Yoga: It’s not all about the stretch

The second full week of Eating Clean is down and so am I –by two pounds!  Not bad since last week I somehow managed to gain three pounds. Water? Stress? Who knows.  But I wasn’t worried. I know my body and I know how LONG it takes to lose a simple pound.  Besides, this is for my health not just to lose weight (although that will help with that pesky diabetes risk).  Still, it was nice to see the scale drop for the first time in EONS.

I’ve been very good about sticking with the clean plan but I have a feeling another key piece here is getting back on the mat.

A lot of people wave off yoga as if it’s not worthy of their time.  They would rather spend that time running or at the gym.  More bang for their buck.  But what they don’t understand is that your body needs that down time.  It needs the hour-long focus you give while you stretch out on your yoga mat.  Yoga is much more than being able to touch your toes or stay in down-dog without your arms shaking like jello.  It’s about tuning in to what your body has to say.  It’s about listening to your hips, your shoulders, your neck, your back and understanding why they are tense.  It also makes you appreciate your body and all it does for you each and every day.  And by the way, yoga makes you strong. It tones your muscles by using your body weight so if you must, consider it a toning day.

But more importantly, yoga gives you focus.  You begin to pay more attention not only to how you feel, but how you treat your body in the first place.  You question what you put in it.  I haven’t met a lot of fellow yoga mat-mates that come to the 9am Saturday class hungover or who smell of cigarette smoke.  Not that there aren’t people out there that drink a lot and smoke, but after two years I haven’t met them yet.  I’m not trying to pass judgement; I’m just stating what I’ve found.  Yoga seems to keep you grounded and aware of your body–and keeping it healthy.

If you really want to take control of your body, take up yoga.  Give it a month or two (or longer) and see how you feel. I’d suggest a class rather than a tape just so you build the connection with other people and your yogi, but if you have to do a tape it’s better than nothing.  Don’t rush through the poses!  This isn’t a competitive sport!  It’s time to slow down and listen to the muscles in your body, to learn to breath again.  Just be in the moment and don’t think about everything you need to do the rest of the day or the next.  Think about how your arms feel in down-dog, how your back feels in the twist, how your feet feel as you root them into the mat.  Be there.  It’s a hard thing to master, I’ll admit, but it’s a wonderful feeling! You’ll find the hardest pose to be shavasna, or Corpse Pose, where you lie still on your mat at the end of the practice. The goal is the clear your mind completely and focus only on your breath.  Try it sometime.

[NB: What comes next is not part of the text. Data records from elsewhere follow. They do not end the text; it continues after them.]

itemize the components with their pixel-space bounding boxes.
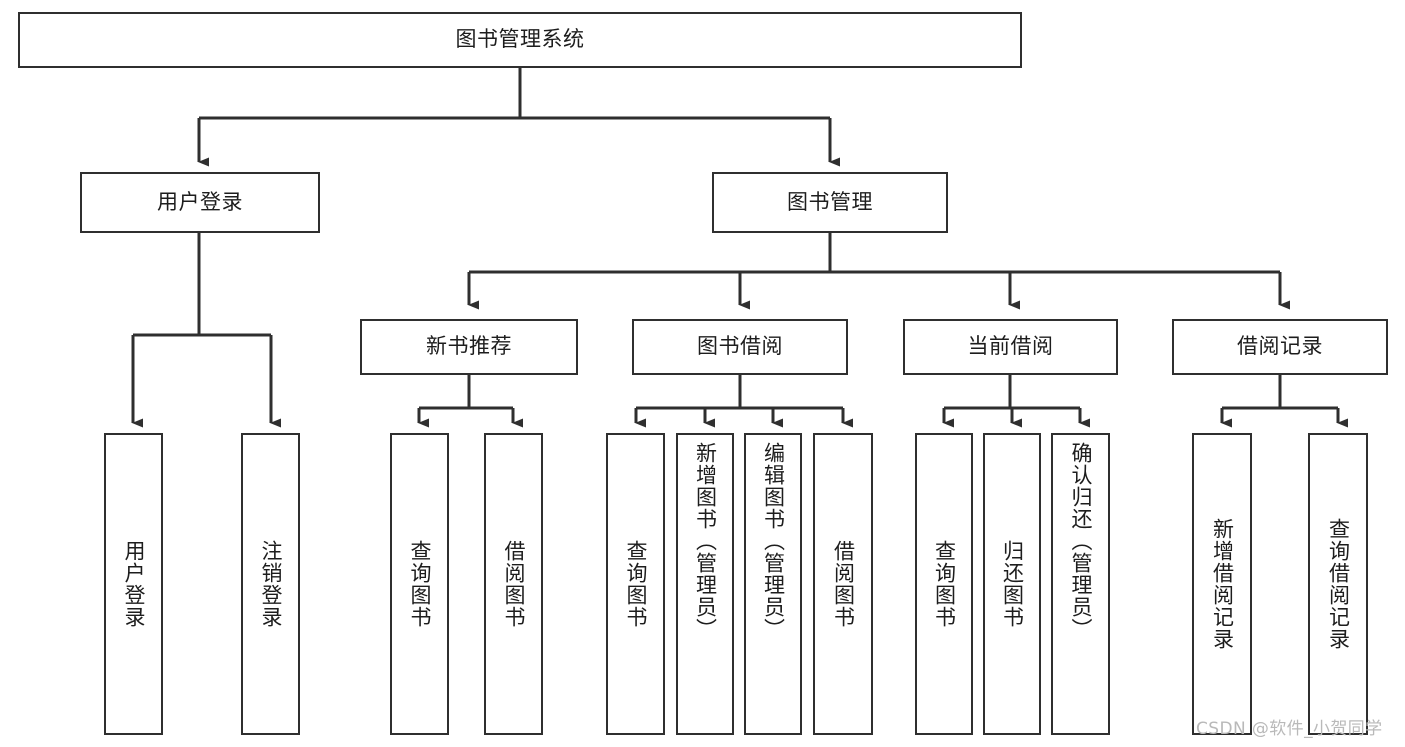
node-current-borrow[interactable]: 当前借阅 xyxy=(903,319,1118,375)
node-user-login[interactable]: 用户登录 xyxy=(80,172,320,233)
node-new-book-recommend-label: 新书推荐 xyxy=(426,334,512,359)
node-leaf-user-login-label: 用户登录 xyxy=(121,540,146,628)
node-leaf-return-book-label: 归还图书 xyxy=(1000,540,1025,628)
node-leaf-query-book-2-label: 查询图书 xyxy=(623,540,648,628)
node-leaf-confirm-return[interactable]: 确认归还（管理员） xyxy=(1051,433,1110,735)
node-leaf-edit-book[interactable]: 编辑图书（管理员） xyxy=(744,433,802,735)
node-leaf-query-book-3-label: 查询图书 xyxy=(932,540,957,628)
node-leaf-query-book-1[interactable]: 查询图书 xyxy=(390,433,449,735)
node-leaf-query-book-2[interactable]: 查询图书 xyxy=(606,433,665,735)
node-leaf-logout-login-label: 注销登录 xyxy=(258,540,283,628)
node-leaf-query-book-1-label: 查询图书 xyxy=(407,540,432,628)
node-book-borrow[interactable]: 图书借阅 xyxy=(632,319,848,375)
node-leaf-add-record[interactable]: 新增借阅记录 xyxy=(1192,433,1252,735)
node-leaf-borrow-book-1-label: 借阅图书 xyxy=(501,540,526,628)
node-leaf-query-book-3[interactable]: 查询图书 xyxy=(915,433,973,735)
node-book-borrow-label: 图书借阅 xyxy=(697,334,783,359)
node-book-manage[interactable]: 图书管理 xyxy=(712,172,948,233)
node-borrow-record[interactable]: 借阅记录 xyxy=(1172,319,1388,375)
node-leaf-add-book-label: 新增图书（管理员） xyxy=(693,442,718,640)
node-new-book-recommend[interactable]: 新书推荐 xyxy=(360,319,578,375)
node-leaf-borrow-book-2-label: 借阅图书 xyxy=(831,540,856,628)
node-leaf-logout-login[interactable]: 注销登录 xyxy=(241,433,300,735)
csdn-watermark: CSDN @软件_小贺同学 xyxy=(1196,719,1383,739)
node-leaf-borrow-book-2[interactable]: 借阅图书 xyxy=(813,433,873,735)
node-root[interactable]: 图书管理系统 xyxy=(18,12,1022,68)
node-leaf-user-login[interactable]: 用户登录 xyxy=(104,433,163,735)
node-leaf-return-book[interactable]: 归还图书 xyxy=(983,433,1041,735)
node-root-label: 图书管理系统 xyxy=(455,27,585,52)
node-leaf-add-book[interactable]: 新增图书（管理员） xyxy=(676,433,734,735)
node-leaf-borrow-book-1[interactable]: 借阅图书 xyxy=(484,433,543,735)
node-current-borrow-label: 当前借阅 xyxy=(967,334,1054,359)
node-leaf-confirm-return-label: 确认归还（管理员） xyxy=(1068,442,1093,640)
node-leaf-add-record-label: 新增借阅记录 xyxy=(1210,518,1235,650)
node-leaf-edit-book-label: 编辑图书（管理员） xyxy=(761,442,786,640)
node-borrow-record-label: 借阅记录 xyxy=(1237,334,1323,359)
node-leaf-query-record[interactable]: 查询借阅记录 xyxy=(1308,433,1368,735)
node-leaf-query-record-label: 查询借阅记录 xyxy=(1326,518,1351,650)
node-user-login-label: 用户登录 xyxy=(157,189,243,214)
node-book-manage-label: 图书管理 xyxy=(787,189,873,214)
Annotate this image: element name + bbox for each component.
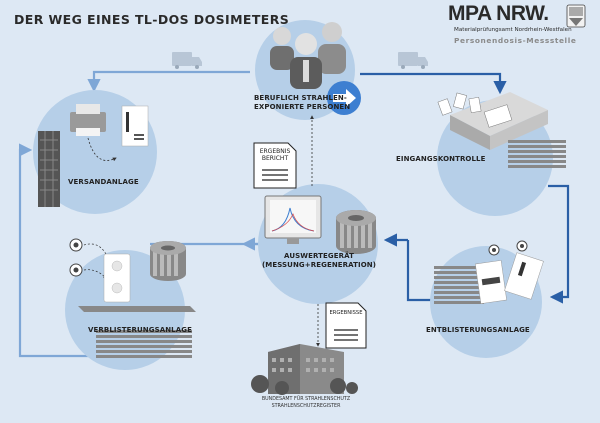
truck-icon-left [172, 52, 202, 69]
logo-department: Personendosis-Messstelle [454, 36, 577, 45]
unblister-discs-icon [488, 240, 528, 256]
results-document-icon [325, 302, 367, 349]
dosimeter-carousel-icon [336, 210, 376, 254]
label-blister: VERBLISTERUNGSANLAGE [88, 326, 192, 334]
label-results: ERGEBNISSE [329, 310, 363, 316]
label-evaluator: AUSWERTEGERÄT (MESSUNG+REGENERATION) [261, 252, 377, 269]
tray-stack-icon-2 [434, 266, 484, 304]
blister-card-icon [103, 253, 131, 303]
logo-subtitle: Materialprüfungsamt Nordrhein-Westfalen [454, 27, 572, 33]
federal-office-building-icon [251, 344, 358, 395]
persons-icon [270, 22, 346, 89]
label-authority-register: STRAHLENSCHUTZREGISTER [271, 404, 341, 409]
label-unblister: ENTBLISTERUNGSANLAGE [426, 326, 530, 334]
truck-icon-right [398, 52, 428, 69]
unblister-cards-icon [475, 252, 544, 304]
result-report-document-icon [253, 142, 297, 189]
label-persons: BERUFLICH STRAHLEN- EXPONIERTE PERSONEN [254, 94, 351, 111]
label-intake: EINGANGSKONTROLLE [396, 155, 486, 163]
next-step-arrow-icon [327, 81, 361, 115]
label-authority-name: BUNDESAMT FÜR STRAHLENSCHUTZ [261, 397, 351, 402]
monitor-icon [264, 195, 322, 244]
blister-discs-icon [69, 238, 109, 279]
dosimeter-carousel-icon-2 [150, 241, 186, 281]
blister-tray-stack-icon [78, 306, 196, 358]
page-title: DER WEG EINES TL-DOS DOSIMETERS [14, 12, 290, 27]
label-result-report: ERGEBNIS BERICHT [259, 148, 291, 162]
printer-icon [70, 104, 106, 136]
flow-arrows [18, 70, 570, 358]
tray-stack-icon [508, 140, 566, 168]
label-dispatch: VERSANDANLAGE [68, 178, 139, 186]
rack-icon [38, 131, 60, 207]
nrw-emblem-icon [566, 4, 586, 28]
logo-wordmark: MPA NRW. [448, 2, 549, 25]
dosimeter-card-icon [121, 105, 149, 147]
box-with-cards-icon [437, 92, 548, 150]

I know my practice makes me more grounded and helps me make healthier food decisions.  I see my body in a less judgmental way and see what it can do rather than focus on what it looks like in the mirror.  It reminds me that I am strong but more importantly, that I am in control of how I feel.  It’s up to me to keep my body healthy by being aware of what I’m doing. No more mindless meals just to fill my stomach.  Why would I put unhealthy, processed foods into my body when it does so much for me?